Here is how I see it.
The FIFO was reduced from 16 longs to 8 longs when 16 cogs didn't fit, otherwise I agree with Evan. Block size for RDFAST/WRFAST was kept at 64 bytes so that 16 cogs will work most easily in the future. Fast block moves with setq don't use the one-and-only FIFO because they don't need to - these transfers happen in one clock cycle, once correct slice is selected and provided FIFO is not accessing hub RAM for its burst reads/writes.
Yes, where the data is vague, is what happens when that slot is taken ?
If data travels in order, the fast block move must defer to +8, and then from there, run until the next defer, or it is done.
Q:Can fast block move transfer data out-of-order ? (data does not say so?)
The instruction data bursts can be interceded upon by the FIFO bursts, possibly multiple times in a single opcode if the instruction is copying a large number of longwords.
HubRAM burst data order for both the FIFO and instructions is always sequential - incrementing consecutive longword addresses.
PS: Minimum RDLONG execution time is the burst length + 8 clocks. So longer burst lengths have a throughput advantage within the cog. This won't limit the FIFOs access to hubRAM.
If it takes around 1900 clocks to do the 1280 transfers in the non-pixel doubled 32bpp mode, then for a pixel doubled variant which only reads in 320 longs and writes out 640 longs I'm anticipating it will be just 75% of this, or 1425 clocks. The optimized unrolled copy routine I came up with then uses up 1280 more cycles for pixel doubling, so 1425 + 1280 = 2705 leaving ~500 clocks for any loop overheads and the time to dynamically build the 64 copy instructions in COG RAM plus per scanline housekeeping. I think we can still do it but it will be tight!
The only thing I see which might be different is that this mode I might burst transfer 32 longs at a time instead of 40 (for space reasons), which may interfere with the streamer in a different way. I guess if that doesn't work I could try to move down to 20 at a time instead. I can't do over 32 at a time as I don't have room for the unrolled instructions. To build the unrolled instruction sequence actually takes a while though.
I think I will need something like this loop...which itself takes 320 clocks! Anyone know a faster way to do it without reading it dynamically (which I could do but is sort of cheating)?
UPDATE: I've added things up for what I'd consider to be a heavily optimized case for doing this processing and get these numbers...
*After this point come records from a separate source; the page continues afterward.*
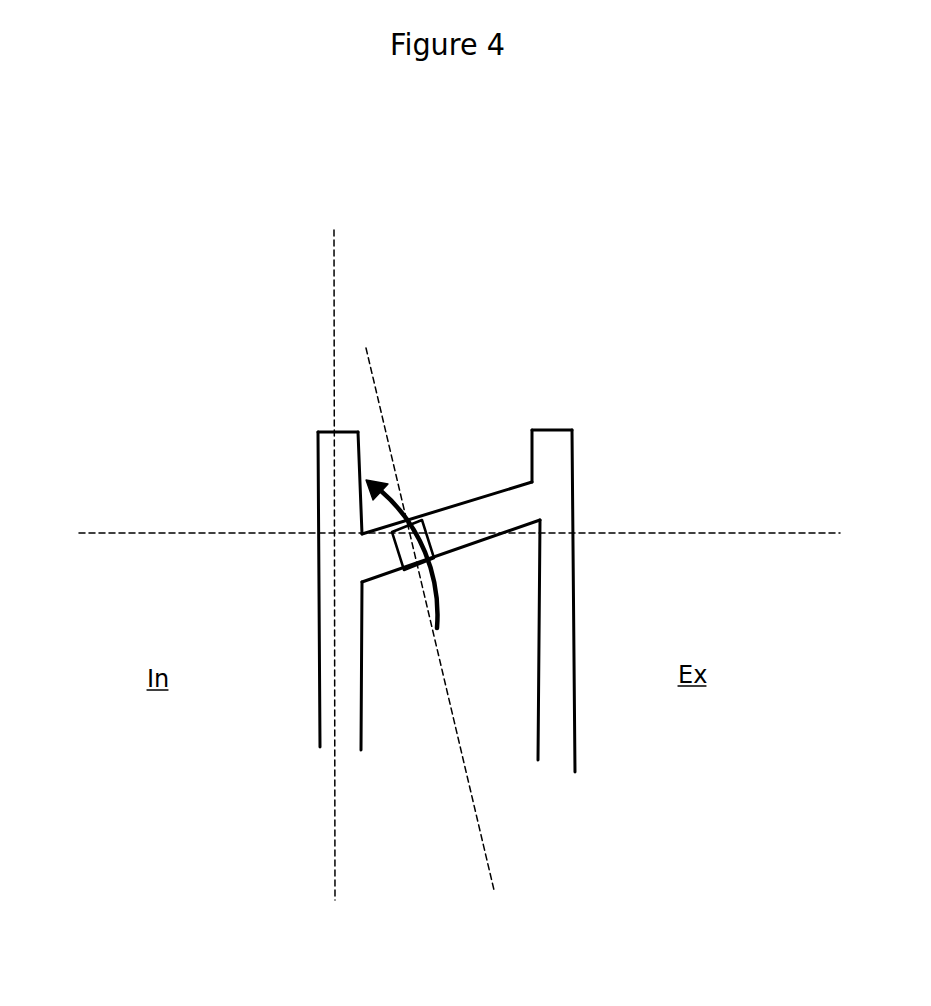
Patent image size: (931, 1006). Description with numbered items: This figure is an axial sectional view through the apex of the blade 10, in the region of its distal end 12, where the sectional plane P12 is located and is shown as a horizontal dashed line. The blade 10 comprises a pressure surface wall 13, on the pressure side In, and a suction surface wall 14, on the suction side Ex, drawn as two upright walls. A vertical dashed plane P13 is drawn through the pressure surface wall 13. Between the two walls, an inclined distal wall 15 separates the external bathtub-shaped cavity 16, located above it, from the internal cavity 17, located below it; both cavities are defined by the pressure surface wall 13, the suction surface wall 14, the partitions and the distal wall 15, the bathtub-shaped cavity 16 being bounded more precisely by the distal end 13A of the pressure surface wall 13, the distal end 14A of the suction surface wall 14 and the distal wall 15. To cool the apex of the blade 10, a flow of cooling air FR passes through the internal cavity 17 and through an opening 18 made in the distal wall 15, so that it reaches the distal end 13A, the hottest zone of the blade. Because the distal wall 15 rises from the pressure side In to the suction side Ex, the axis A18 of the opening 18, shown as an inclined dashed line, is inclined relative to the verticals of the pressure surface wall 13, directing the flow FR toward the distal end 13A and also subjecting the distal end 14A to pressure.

The blade 10 is at (715, 200).
The distal end 12 is at (130, 295).
The pressure surface wall 13 is at (322, 712).
The distal end of the pressure surface wall 13A is at (322, 458).
The suction surface wall 14 is at (557, 652).
The distal end of the suction surface wall 14A is at (557, 442).
The distal wall 15 is at (497, 520).
The external cavity 16 is at (476, 452).
The internal cavity 17 is at (420, 698).
The opening 18 is at (407, 548).
The axis of the opening A18 is at (384, 366).
The plane P12 is at (122, 545).
The plane P13 is at (324, 275).
The flow of cooling air FR is at (437, 608).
1) hub transfers: ~1425 clocks (anticipated based on measured values but could change)
2) pixel doubling unrolled loop setup: 320 clocks
3) pixel doubling: 1280 clocks
4) outer call overhead + scanline housekeeping: 210 clocks
Total = 3235 clocks.
Total result is just over my desired 3200 budget but may still be okay...but to put this in perspective a TERC4 packet encode of 2 audio samples plus housekeeping appears to take ~3142 clocks when I counted it up and I am allowing for 3200...
I'm measuring FIFOs to be 19 longwords deep. This will have a bearing on the high and low water marks, which in turn has bearing on which slot/slice is the refilling position. So not as simple as just the start address, but still deterministic.
I'm measuring FIFOs to be 19 longwords deep. This will have a bearing on the high and low water marks, which in turn has bearing on which slot/slice is the refilling position. So not as simple as just the start address, but still deterministic.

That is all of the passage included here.